I find new blogs constantly and love following all the stories.  I love the optimism and hope but, above all, I love reading about the joy in the hearts of those who have given it up.  Someday for me I hope!

Here's to a great week for us all!

HD

Sunday, June 18, 2017

I'll know it when I get there.....

I haven't blogged much of late just because I seem to be in a cycle.  I start feeling really good, get some AF days behind me, blog about it, my excitement, and whammo.  It's as if my blogging becomes my self-sabotage.

So this time I'm not making any promises.  But in case anyone follows my crazy journey, here's where I am.

1) Admitting I have an issue with alcohol:  This has been such a game changer for me.  Admitting my issues, writing about them, reading about others struggles, learning about new coping tools, has opened my eyes to a brand new world.

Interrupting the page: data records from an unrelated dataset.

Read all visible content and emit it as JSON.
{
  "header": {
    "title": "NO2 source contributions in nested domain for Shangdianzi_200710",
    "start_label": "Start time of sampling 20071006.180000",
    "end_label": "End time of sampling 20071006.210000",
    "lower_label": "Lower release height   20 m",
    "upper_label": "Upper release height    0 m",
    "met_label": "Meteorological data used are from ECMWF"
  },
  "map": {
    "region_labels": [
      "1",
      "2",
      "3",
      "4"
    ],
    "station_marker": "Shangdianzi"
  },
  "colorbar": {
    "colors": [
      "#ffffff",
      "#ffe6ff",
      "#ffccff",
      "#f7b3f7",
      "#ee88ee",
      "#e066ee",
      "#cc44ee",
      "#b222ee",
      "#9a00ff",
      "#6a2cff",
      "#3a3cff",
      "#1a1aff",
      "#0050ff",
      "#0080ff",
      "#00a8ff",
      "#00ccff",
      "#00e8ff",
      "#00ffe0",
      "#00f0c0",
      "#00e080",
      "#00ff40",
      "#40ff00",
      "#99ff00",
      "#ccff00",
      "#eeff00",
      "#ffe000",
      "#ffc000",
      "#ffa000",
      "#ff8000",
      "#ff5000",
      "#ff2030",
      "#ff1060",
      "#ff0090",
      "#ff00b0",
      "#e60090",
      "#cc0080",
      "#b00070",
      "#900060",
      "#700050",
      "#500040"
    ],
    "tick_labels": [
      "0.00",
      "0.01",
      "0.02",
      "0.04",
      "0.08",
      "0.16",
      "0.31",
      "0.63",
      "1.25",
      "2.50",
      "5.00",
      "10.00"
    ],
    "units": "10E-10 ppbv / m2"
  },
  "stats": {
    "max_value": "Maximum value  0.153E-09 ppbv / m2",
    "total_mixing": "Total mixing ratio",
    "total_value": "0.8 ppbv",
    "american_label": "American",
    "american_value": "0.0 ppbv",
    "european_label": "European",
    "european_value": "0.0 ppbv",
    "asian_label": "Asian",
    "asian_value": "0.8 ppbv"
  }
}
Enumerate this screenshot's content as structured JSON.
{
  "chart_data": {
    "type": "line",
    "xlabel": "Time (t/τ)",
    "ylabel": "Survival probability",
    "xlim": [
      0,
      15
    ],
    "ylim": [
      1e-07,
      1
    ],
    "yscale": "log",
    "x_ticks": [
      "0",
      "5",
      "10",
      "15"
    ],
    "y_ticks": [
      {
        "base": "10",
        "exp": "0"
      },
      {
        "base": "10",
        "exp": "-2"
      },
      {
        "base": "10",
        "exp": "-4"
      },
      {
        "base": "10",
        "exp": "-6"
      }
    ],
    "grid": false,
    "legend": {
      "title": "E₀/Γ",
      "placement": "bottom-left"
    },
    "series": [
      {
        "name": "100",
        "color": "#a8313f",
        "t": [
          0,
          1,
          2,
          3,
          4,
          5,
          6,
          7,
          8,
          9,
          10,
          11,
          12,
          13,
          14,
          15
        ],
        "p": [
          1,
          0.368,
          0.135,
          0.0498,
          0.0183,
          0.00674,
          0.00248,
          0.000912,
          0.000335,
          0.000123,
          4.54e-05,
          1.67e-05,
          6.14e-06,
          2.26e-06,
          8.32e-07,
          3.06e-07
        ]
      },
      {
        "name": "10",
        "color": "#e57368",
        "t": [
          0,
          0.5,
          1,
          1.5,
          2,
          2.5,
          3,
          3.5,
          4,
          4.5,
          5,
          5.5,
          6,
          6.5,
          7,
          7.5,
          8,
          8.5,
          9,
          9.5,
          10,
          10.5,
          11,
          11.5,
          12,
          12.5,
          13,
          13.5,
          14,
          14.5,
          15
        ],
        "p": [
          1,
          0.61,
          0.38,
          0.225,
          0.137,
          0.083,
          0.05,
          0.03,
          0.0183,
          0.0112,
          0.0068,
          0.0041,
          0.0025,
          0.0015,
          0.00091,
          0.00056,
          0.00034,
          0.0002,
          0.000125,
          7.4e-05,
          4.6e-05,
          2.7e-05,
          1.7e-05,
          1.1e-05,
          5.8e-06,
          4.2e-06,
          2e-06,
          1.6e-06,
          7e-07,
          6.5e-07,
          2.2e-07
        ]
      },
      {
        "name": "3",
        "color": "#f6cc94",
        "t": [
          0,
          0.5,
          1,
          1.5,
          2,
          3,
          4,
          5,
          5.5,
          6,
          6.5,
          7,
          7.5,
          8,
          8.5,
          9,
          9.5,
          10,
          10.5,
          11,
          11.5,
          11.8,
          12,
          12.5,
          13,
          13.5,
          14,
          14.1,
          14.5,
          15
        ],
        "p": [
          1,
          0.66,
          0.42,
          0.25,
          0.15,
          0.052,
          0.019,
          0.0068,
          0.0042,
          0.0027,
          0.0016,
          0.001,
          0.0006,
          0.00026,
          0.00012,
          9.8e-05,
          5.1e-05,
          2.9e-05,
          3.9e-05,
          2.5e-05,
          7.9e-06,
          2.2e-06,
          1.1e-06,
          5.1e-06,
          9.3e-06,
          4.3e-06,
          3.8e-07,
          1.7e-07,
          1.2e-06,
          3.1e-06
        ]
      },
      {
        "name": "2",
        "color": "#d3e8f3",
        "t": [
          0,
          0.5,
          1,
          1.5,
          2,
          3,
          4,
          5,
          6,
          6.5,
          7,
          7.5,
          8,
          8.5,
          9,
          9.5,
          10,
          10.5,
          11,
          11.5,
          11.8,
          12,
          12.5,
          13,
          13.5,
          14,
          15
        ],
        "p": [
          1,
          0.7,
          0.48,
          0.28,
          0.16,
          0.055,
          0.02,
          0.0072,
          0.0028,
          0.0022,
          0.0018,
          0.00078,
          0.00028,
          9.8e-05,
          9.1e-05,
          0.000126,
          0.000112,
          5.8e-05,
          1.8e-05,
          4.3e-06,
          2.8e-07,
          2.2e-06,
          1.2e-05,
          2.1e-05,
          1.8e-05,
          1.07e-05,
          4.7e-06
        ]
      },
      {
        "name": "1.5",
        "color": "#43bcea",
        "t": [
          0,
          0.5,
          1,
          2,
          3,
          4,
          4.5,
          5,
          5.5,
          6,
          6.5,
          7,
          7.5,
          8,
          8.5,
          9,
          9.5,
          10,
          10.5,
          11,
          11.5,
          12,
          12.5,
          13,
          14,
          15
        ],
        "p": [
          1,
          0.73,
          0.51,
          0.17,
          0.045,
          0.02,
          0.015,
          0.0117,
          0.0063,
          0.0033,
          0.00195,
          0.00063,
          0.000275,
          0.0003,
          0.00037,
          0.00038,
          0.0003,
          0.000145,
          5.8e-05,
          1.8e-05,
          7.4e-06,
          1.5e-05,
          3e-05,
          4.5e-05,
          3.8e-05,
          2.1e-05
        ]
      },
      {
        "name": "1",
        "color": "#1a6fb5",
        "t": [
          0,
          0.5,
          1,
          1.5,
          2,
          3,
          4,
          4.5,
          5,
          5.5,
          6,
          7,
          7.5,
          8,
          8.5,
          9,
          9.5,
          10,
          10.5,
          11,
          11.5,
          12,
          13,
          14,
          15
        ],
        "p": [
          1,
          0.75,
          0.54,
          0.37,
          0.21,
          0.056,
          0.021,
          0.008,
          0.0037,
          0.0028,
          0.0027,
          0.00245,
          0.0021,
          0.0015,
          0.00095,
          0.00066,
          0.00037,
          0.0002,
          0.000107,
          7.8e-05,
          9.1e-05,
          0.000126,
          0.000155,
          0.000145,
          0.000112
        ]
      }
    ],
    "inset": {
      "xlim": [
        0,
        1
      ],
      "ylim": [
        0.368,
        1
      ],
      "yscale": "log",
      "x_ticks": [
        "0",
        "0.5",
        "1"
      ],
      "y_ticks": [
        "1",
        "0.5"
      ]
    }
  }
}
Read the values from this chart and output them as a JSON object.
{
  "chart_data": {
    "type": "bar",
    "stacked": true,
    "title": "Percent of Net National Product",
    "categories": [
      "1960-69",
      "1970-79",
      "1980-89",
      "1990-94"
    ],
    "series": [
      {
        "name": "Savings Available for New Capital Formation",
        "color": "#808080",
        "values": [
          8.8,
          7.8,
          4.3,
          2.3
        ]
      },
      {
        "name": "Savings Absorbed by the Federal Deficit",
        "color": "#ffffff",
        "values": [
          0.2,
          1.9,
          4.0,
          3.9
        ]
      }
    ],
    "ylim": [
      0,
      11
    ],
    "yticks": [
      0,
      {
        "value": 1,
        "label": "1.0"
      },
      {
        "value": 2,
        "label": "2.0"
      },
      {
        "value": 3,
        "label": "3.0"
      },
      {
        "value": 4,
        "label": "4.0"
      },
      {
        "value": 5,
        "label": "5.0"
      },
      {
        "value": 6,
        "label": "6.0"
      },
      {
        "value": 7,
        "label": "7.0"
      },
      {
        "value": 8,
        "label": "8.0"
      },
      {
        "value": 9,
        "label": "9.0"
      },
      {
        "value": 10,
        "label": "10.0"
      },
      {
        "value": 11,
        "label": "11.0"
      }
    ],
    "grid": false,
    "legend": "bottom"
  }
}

2) Admitting I'm not perfect:  When I first quit last year I thought "ha, this was so much easier than I thought".  I got cocky.  I must not be that bad off.  But when I started drinking again, I realized that I have, probably always have had and probably always will have an unhealthy relationship with alcohol.  So knowing that about myself and admitting it has given me a platform, a basis, from which to look at my life.

3) Drunk research:  I've been trying different things, doing different things.  I have definitely realized that white wine is the witch for me.  I can still drink too much with red wine but I had to laugh recently.  I had an evening where every sip I was thinking "yuck, gosh this stuff tastes horrible" and yet I kept drinking it.  If I swap out and stick a bottle of sparkling water next to me, I'll keep pouring but be a lot better off.  Friday night I didn't drink anything.  Last night I had one real beer followed by one AF beer followed by 2 glasses of water while we had company over.  Wasn't any big deal.  But I know if they had brought white wine and opened it the night could have gone very different.  Learning about my triggers has been something I've really focused in on during the last year.  Yes, I promise to not drink anymore and then, yes, I still do.  BUT I keep getting better and better.  I have had my moments but nothing earth shattering, just slight slips back into my old world.  I recognize that if I don't stick with this journey, other, bad things, are possible.

4) Exercise and weight management:  I've realized how important this is to my not needing to drink at night.  When I feel lousy about myself, there I go, down the drain in the evening.  It's much easier to not drink when things feel in balance both on and off the scale.

5) Emotional well being:  I've been focusing on that and amp'ing up my work in this area.  A few visits again to my therapist smacked me out of my hormonal gloom.  I'm working on meditation and well being exercises and hope to add yoga to my toolbox soon.

So baby steps.  I follow the sober blogs and love reading how joyful everyone sounds who truly made the big step to go fully alcohol-free.  It probably sounds strange to say that I identify with being a non drinker now.  Go figure.  I think, I hope, as I get further into that identity, I will also drink less and less.  I also enjoy reading about others who aren't quite there yet and are feeling all the same thoughts I have.

I don't know when I'll come to end of this journey or how it will resolve but hopefully I'll know it when I get there! This community has become a part of my life and a part of my day.  I make time for it in some capacity each day.  I think staying aware and engaged regarding alcohol is only a good thing!